What I wish someone had told me in those moments was just how valid those feelings are. Feelings are not linear. They don’t queue up nicely at the door and come in one at a time when invited. They are messy and unexpected, and they take time to navigate and process, and it can sometimes take years. And most importantly, they do not have to conform to what others expect us to feel.

I remember the first time I sat down with a friend and was honest about how I was feeling. She had asked me how I was doing, and despite my brain immediately running for the “smile and wave” exit sign, I took a breath and decided to be open with her. I explained my history with depression and that the “How are you” question was a really difficult one to answer with the triggers it brought up for me. She sat. She listened, and when I was finished speaking, she asked, “How would you prefer me to check in on you?”

I felt like a mask had been lifted. This was the first time I had truly sat with my feelings and accepted them for what they were. I did not minimise them. I did not run from them. I held them and recognised that they were MINE and they were valid.

That is the message I want to share with you – whatever your feelings are, whatever your answer to the “how are you” question – your feelings are valid, they are worthy of being heard, and they are yours to feel. Just because your feelings, your needs or your boundaries are different from other people’s, it does not mean that they are any less worthy of respect and care.

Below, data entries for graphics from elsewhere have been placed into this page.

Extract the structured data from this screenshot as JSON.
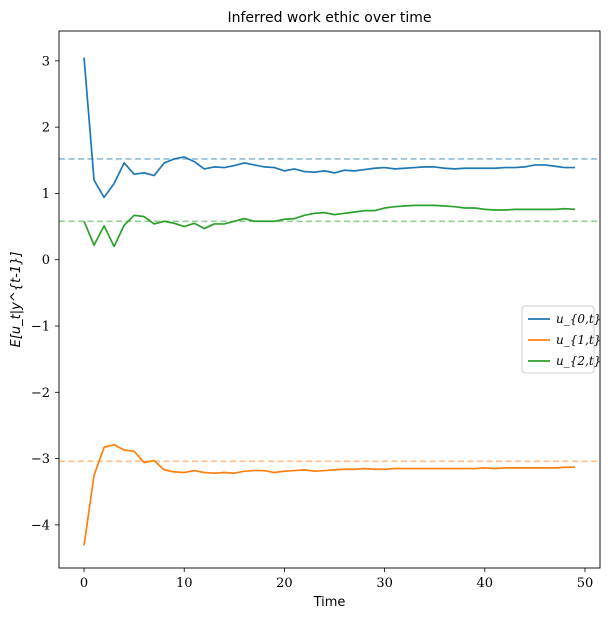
{
  "chart_data": {
    "type": "line",
    "title": "Inferred work ethic over time",
    "xlabel": "Time",
    "ylabel": "E[u_t|y^{t-1}]",
    "xlim": [
      -2.5,
      51.5
    ],
    "ylim": [
      -4.65,
      3.45
    ],
    "xticks": [
      0,
      10,
      20,
      30,
      40,
      50
    ],
    "yticks": [
      -4,
      -3,
      -2,
      -1,
      0,
      1,
      2,
      3
    ],
    "xtick_labels": [
      "0",
      "10",
      "20",
      "30",
      "40",
      "50"
    ],
    "ytick_labels": [
      "−4",
      "−3",
      "−2",
      "−1",
      "0",
      "1",
      "2",
      "3"
    ],
    "x": [
      0,
      1,
      2,
      3,
      4,
      5,
      6,
      7,
      8,
      9,
      10,
      11,
      12,
      13,
      14,
      15,
      16,
      17,
      18,
      19,
      20,
      21,
      22,
      23,
      24,
      25,
      26,
      27,
      28,
      29,
      30,
      31,
      32,
      33,
      34,
      35,
      36,
      37,
      38,
      39,
      40,
      41,
      42,
      43,
      44,
      45,
      46,
      47,
      48,
      49
    ],
    "series": [
      {
        "name": "u_{0,t}",
        "color": "#1f77b4",
        "values": [
          3.05,
          1.2,
          0.94,
          1.15,
          1.46,
          1.29,
          1.31,
          1.27,
          1.46,
          1.52,
          1.55,
          1.48,
          1.37,
          1.4,
          1.39,
          1.42,
          1.46,
          1.43,
          1.4,
          1.39,
          1.34,
          1.37,
          1.33,
          1.32,
          1.34,
          1.31,
          1.35,
          1.34,
          1.36,
          1.38,
          1.39,
          1.37,
          1.38,
          1.39,
          1.4,
          1.4,
          1.38,
          1.37,
          1.38,
          1.38,
          1.38,
          1.38,
          1.39,
          1.39,
          1.4,
          1.43,
          1.43,
          1.41,
          1.39,
          1.39
        ]
      },
      {
        "name": "u_{1,t}",
        "color": "#ff7f0e",
        "values": [
          -4.31,
          -3.25,
          -2.83,
          -2.79,
          -2.87,
          -2.89,
          -3.06,
          -3.03,
          -3.17,
          -3.2,
          -3.21,
          -3.18,
          -3.21,
          -3.22,
          -3.21,
          -3.22,
          -3.19,
          -3.18,
          -3.18,
          -3.21,
          -3.19,
          -3.18,
          -3.17,
          -3.19,
          -3.18,
          -3.17,
          -3.16,
          -3.16,
          -3.15,
          -3.16,
          -3.16,
          -3.15,
          -3.15,
          -3.15,
          -3.15,
          -3.15,
          -3.15,
          -3.15,
          -3.15,
          -3.15,
          -3.14,
          -3.15,
          -3.14,
          -3.14,
          -3.14,
          -3.14,
          -3.14,
          -3.14,
          -3.13,
          -3.13
        ]
      },
      {
        "name": "u_{2,t}",
        "color": "#2ca02c",
        "values": [
          0.58,
          0.22,
          0.51,
          0.2,
          0.52,
          0.67,
          0.65,
          0.54,
          0.58,
          0.55,
          0.5,
          0.55,
          0.47,
          0.54,
          0.54,
          0.58,
          0.62,
          0.58,
          0.58,
          0.58,
          0.61,
          0.62,
          0.67,
          0.7,
          0.71,
          0.68,
          0.7,
          0.72,
          0.74,
          0.74,
          0.78,
          0.8,
          0.81,
          0.82,
          0.82,
          0.82,
          0.81,
          0.8,
          0.78,
          0.78,
          0.76,
          0.75,
          0.75,
          0.76,
          0.76,
          0.76,
          0.76,
          0.76,
          0.77,
          0.76
        ]
      }
    ],
    "reference_lines": [
      {
        "series": "u_{0,t}",
        "value": 1.52,
        "color": "#8fbbd9"
      },
      {
        "series": "u_{1,t}",
        "value": -3.04,
        "color": "#ffbf86"
      },
      {
        "series": "u_{2,t}",
        "value": 0.58,
        "color": "#95cf95"
      }
    ],
    "legend_placement": "center-right",
    "grid": false
  }
}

Let’s normalise the question, “How would you prefer me to check in on you?” and create an environment where those we speak to know they are safe to be vulnerable in a way that is most comfortable for them. Whether that be checking in through memes or GIFs, giving a 1-10 scale to gauge where they are at, encouraging them to express themselves and their feelings through art and other creative outlets, or perhaps asking more specific questions about their mental health status throughout the week instead of the generalised “How are you?”. Together, we can break down the stigma surrounding mental health one conversation at a time.